VIII Cirrhose et hypertension portale

La non-avance du flux portal chez les patients cirrhotiques est un signe d’hypertension portale avancée et d’insuffisance fonctionnelle hépatique avancée . Ces patients ont un taux de survie significativement plus faible que ceux qui ont un flux portal vers l’avant . Le mécanisme peut être expliqué par l’altération du parenchyme, le développement de la fibrose, l’augmentation de la résistance vasculaire hépatique et le développement d’une obstruction de la petite veine hépatique et de shunts artério-portaux diffus (Figure 5a, 5b). Dans les premiers stades de la cirrhose, la vitesse systolique maximale tombe en dessous de 20 cm/s dans le MPV. Avec le temps, et en corrélation avec la progression de la maladie et le score Child-Plug, la vélocité diminue encore plus (

IX Insuffisance cardiaque congestive avec régurgitation tricuspide

Le mécanisme chez les patients atteints d’insuffisance cardiaque est différent. En effet, chez les patients cirrhotiques, l’augmentation de la résistance vasculaire se retrouve au sein du foie. Chez les patients atteints d’insuffisance cardiaque congestive, l’augmentation des résistances vasculaires se situe sur les voies de sortie du foie : les veines hépatiques et la veine cave inférieure. A l’échographie Doppler, le flux sanguin portal présente des ondulations qui proviennent de la transmission des battements cardiaques (Figure 5c, 5d).

X Insuffisance hépatique aiguë

L’insuffisance hépatique fulgurante est caractérisée par une atteinte hépatique aiguë en l’absence de maladie hépatique chronique sous-jacente. De nombreuses causes peuvent conduire à une insuffisance hépatique aiguë et le diagnostic n’est pas toujours évident. A l’échographie Doppler en temps réel, on peut retrouver un VPM hépatofuge, une diminution de l’échogénicité du foie et un parenchyme hétérogène.

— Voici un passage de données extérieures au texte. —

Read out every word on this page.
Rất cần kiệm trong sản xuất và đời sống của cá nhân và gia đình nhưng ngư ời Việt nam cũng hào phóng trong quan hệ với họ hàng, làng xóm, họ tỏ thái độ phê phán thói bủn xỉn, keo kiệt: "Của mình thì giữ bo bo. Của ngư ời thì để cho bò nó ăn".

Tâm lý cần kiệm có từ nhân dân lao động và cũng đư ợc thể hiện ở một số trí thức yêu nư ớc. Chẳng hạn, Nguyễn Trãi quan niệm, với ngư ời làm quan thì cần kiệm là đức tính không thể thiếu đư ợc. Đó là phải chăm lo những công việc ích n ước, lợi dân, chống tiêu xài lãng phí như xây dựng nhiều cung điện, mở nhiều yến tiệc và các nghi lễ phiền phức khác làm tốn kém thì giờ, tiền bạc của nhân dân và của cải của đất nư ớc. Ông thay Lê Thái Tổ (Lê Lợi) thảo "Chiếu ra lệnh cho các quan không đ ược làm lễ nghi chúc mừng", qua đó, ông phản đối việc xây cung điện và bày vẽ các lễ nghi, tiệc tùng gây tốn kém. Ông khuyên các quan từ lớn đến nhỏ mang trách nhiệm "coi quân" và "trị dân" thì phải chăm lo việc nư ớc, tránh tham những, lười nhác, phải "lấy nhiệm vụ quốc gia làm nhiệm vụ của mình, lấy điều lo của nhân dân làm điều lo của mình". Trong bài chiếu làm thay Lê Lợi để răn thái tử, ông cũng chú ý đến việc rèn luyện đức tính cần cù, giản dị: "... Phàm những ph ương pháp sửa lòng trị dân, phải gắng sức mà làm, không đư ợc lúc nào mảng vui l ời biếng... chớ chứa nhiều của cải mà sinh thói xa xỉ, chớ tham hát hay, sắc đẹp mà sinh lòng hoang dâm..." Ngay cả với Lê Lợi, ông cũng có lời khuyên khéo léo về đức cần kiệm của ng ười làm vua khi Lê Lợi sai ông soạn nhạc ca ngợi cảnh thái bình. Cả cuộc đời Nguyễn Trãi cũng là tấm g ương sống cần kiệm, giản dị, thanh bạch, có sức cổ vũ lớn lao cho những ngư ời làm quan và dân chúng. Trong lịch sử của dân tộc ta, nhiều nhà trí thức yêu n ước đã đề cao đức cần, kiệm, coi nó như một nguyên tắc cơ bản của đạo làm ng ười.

XI Hépatite aiguë médicamenteuse

L’hépatite aiguë médicamenteuse est provoquée par une quantité toxique d’un certain médicament, d’une toxine ou d’un complément (vitamine, plantes). Le diagnostic est essentiellement établi sur l’histoire clinique, l’histoire de la consommation de médicaments et les tests de laboratoire mais les médecins peuvent vouloir exclure une obstruction biliaire et prescrire une échographie.

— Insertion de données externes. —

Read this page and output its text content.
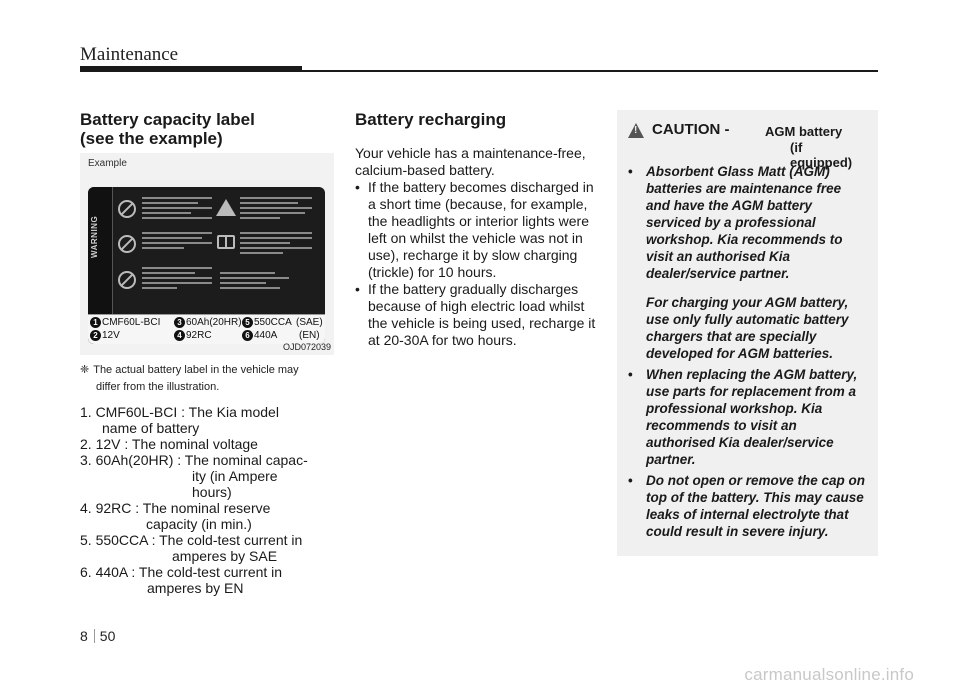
Maintenance

Battery capacity label

(see the example)

Example
WARNING
1 CMF60L-BCI
2 12V
3 60Ah(20HR)
4 92RC
5 550CCA
6 440A
(SAE)
(EN)
OJD072039
❈ The actual battery label in the vehicle may
differ from the illustration.
1. CMF60L-BCI : The Kia model
name of battery
2. 12V : The nominal voltage
3. 60Ah(20HR) : The nominal capac-
ity (in Ampere
hours)
4. 92RC : The nominal reserve
capacity (in min.)
5. 550CCA : The cold-test current in
amperes by SAE
6. 440A : The cold-test current in
amperes by EN

Battery recharging

Your vehicle has a maintenance-free, calcium-based battery.

• If the battery becomes discharged in a short time (because, for example, the headlights or interior lights were left on whilst the vehicle was not in use), recharge it by slow charging (trickle) for 10 hours.

• If the battery gradually discharges because of high electric load whilst the vehicle is being used, recharge it at 20-30A for two hours.

!
CAUTION -	AGM battery
(if equipped)
• Absorbent Glass Matt (AGM) batteries are maintenance free and have the AGM battery serviced by a professional workshop. Kia recommends to visit an authorised Kia dealer/service partner.
For charging your AGM battery, use only fully automatic battery chargers that are specially developed for AGM batteries.
• When replacing the AGM battery, use parts for replacement from a professional workshop. Kia recommends to visit an authorised Kia dealer/service partner.
• Do not open or remove the cap on top of the battery. This may cause leaks of internal electrolyte that could result in severe injury.
8 50
carmanualsonline.info
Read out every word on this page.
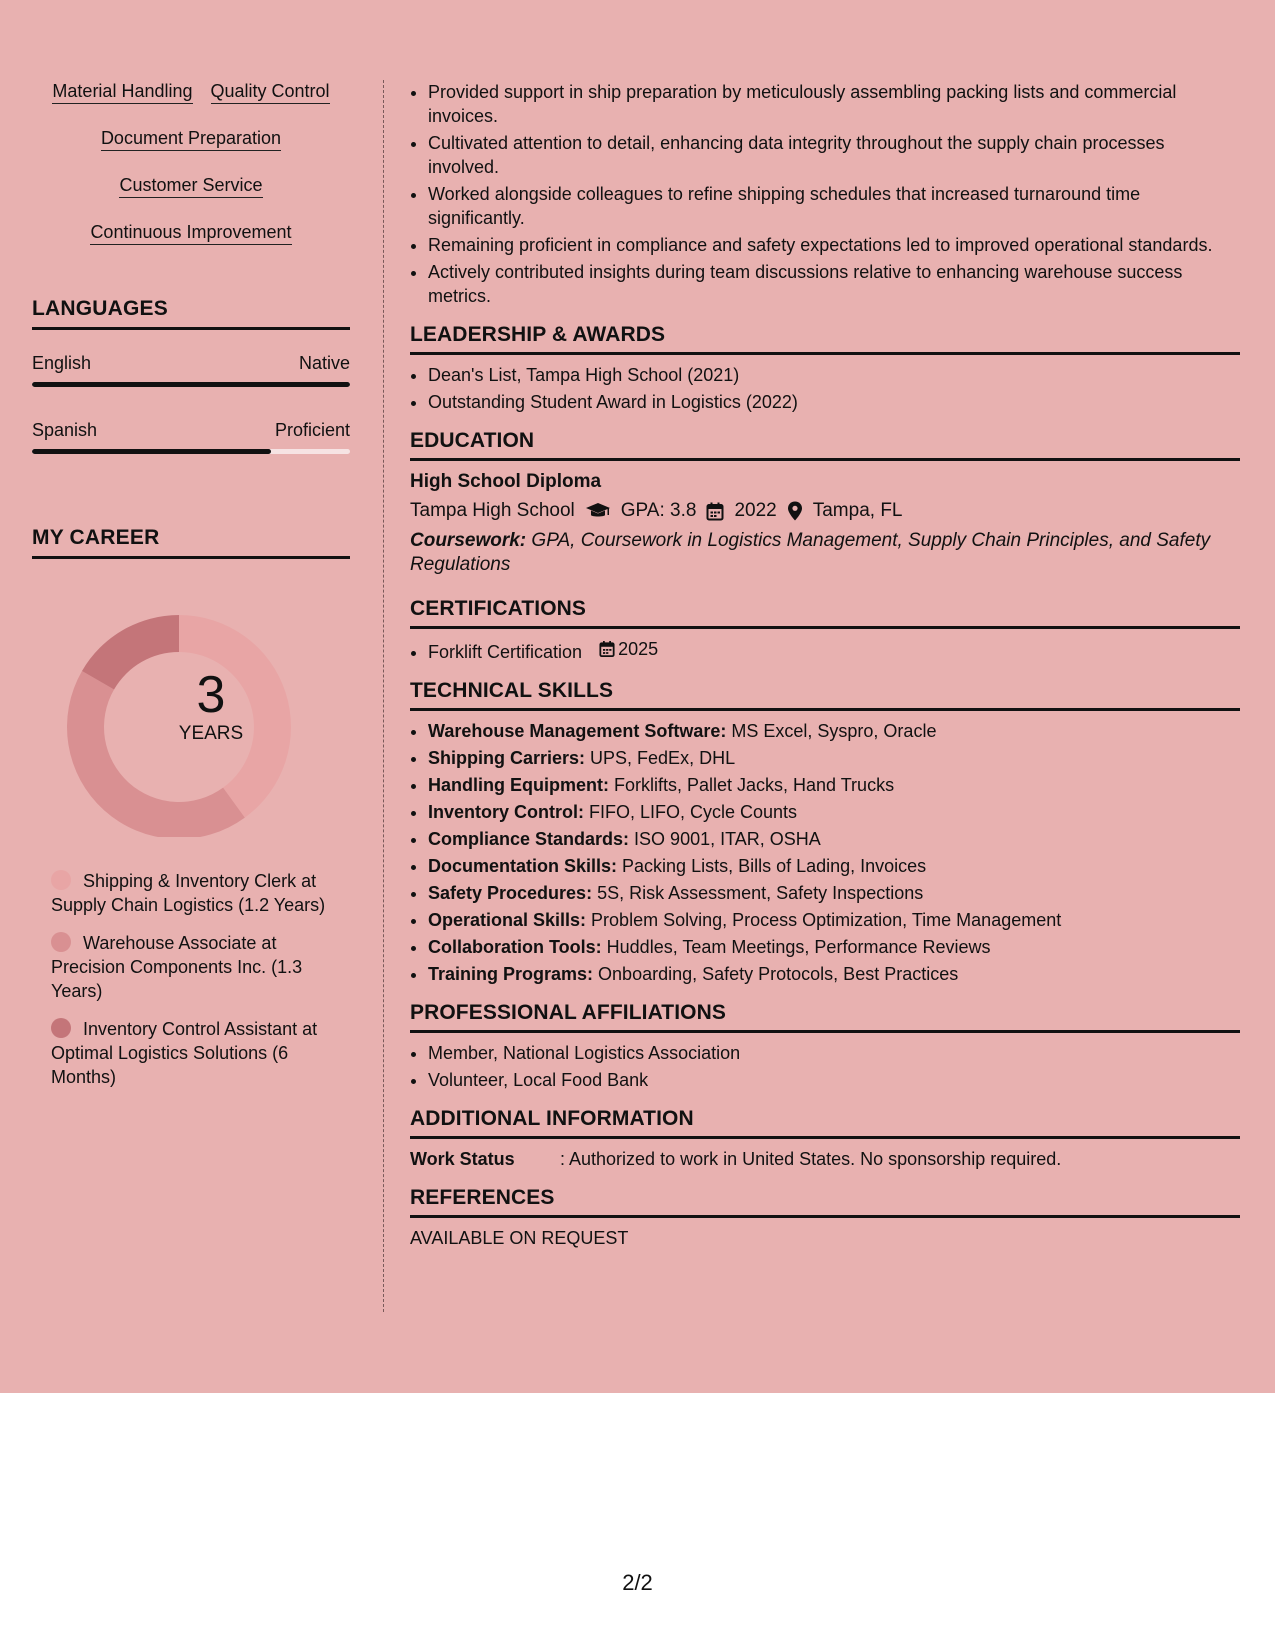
Material Handling Quality Control
Document Preparation
Customer Service
Continuous Improvement
LANGUAGES
English	Native
Spanish	Proficient
MY CAREER
3
YEARS
Shipping & Inventory Clerk at Supply Chain Logistics (1.2 Years)
Warehouse Associate at Precision Components Inc. (1.3 Years)
Inventory Control Assistant at Optimal Logistics Solutions (6 Months)
• Provided support in ship preparation by meticulously assembling packing lists and commercial invoices.
• Cultivated attention to detail, enhancing data integrity throughout the supply chain processes involved.
• Worked alongside colleagues to refine shipping schedules that increased turnaround time significantly.
• Remaining proficient in compliance and safety expectations led to improved operational standards.
• Actively contributed insights during team discussions relative to enhancing warehouse success metrics.
LEADERSHIP & AWARDS
• Dean's List, Tampa High School (2021)
• Outstanding Student Award in Logistics (2022)
EDUCATION
High School Diploma
Tampa High School GPA: 3.8 2022 Tampa, FL
Coursework: GPA, Coursework in Logistics Management, Supply Chain Principles, and Safety Regulations
CERTIFICATIONS
• Forklift Certification 2025
TECHNICAL SKILLS
• Warehouse Management Software: MS Excel, Syspro, Oracle
• Shipping Carriers: UPS, FedEx, DHL
• Handling Equipment: Forklifts, Pallet Jacks, Hand Trucks
• Inventory Control: FIFO, LIFO, Cycle Counts
• Compliance Standards: ISO 9001, ITAR, OSHA
• Documentation Skills: Packing Lists, Bills of Lading, Invoices
• Safety Procedures: 5S, Risk Assessment, Safety Inspections
• Operational Skills: Problem Solving, Process Optimization, Time Management
• Collaboration Tools: Huddles, Team Meetings, Performance Reviews
• Training Programs: Onboarding, Safety Protocols, Best Practices
PROFESSIONAL AFFILIATIONS
• Member, National Logistics Association
• Volunteer, Local Food Bank
ADDITIONAL INFORMATION
Work Status	: Authorized to work in United States. No sponsorship required.
REFERENCES
AVAILABLE ON REQUEST
2/2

XII Transplantation hépatique – rejet cellulaire aigu

Le rejet cellulaire aigu est rare mais reste une cause importante d’augmentation de la mortalité chez les patients transplantés du foie . Le mécanisme est complexe avec une importante infiltration inflammatoire le long du tractus portal ainsi qu’une cholangite et une endothéliose (veinulite). Bien que le gold standard reste la biopsie hépatique, l’échographie Doppler est utile pour le diagnostic différentiel (complications vasculaires et biliaires). En cas de rejet cellulaire aigu, l’espace périportal est hyperéchogène avec un VPM de vélocité diminuée ou un VPM hépatofugal. On peut également noter une hépatomégalie, une atténuation des canaux biliaires intra-hépatiques et une atténuation des branches intra-hépatiques de l’artère hépatique.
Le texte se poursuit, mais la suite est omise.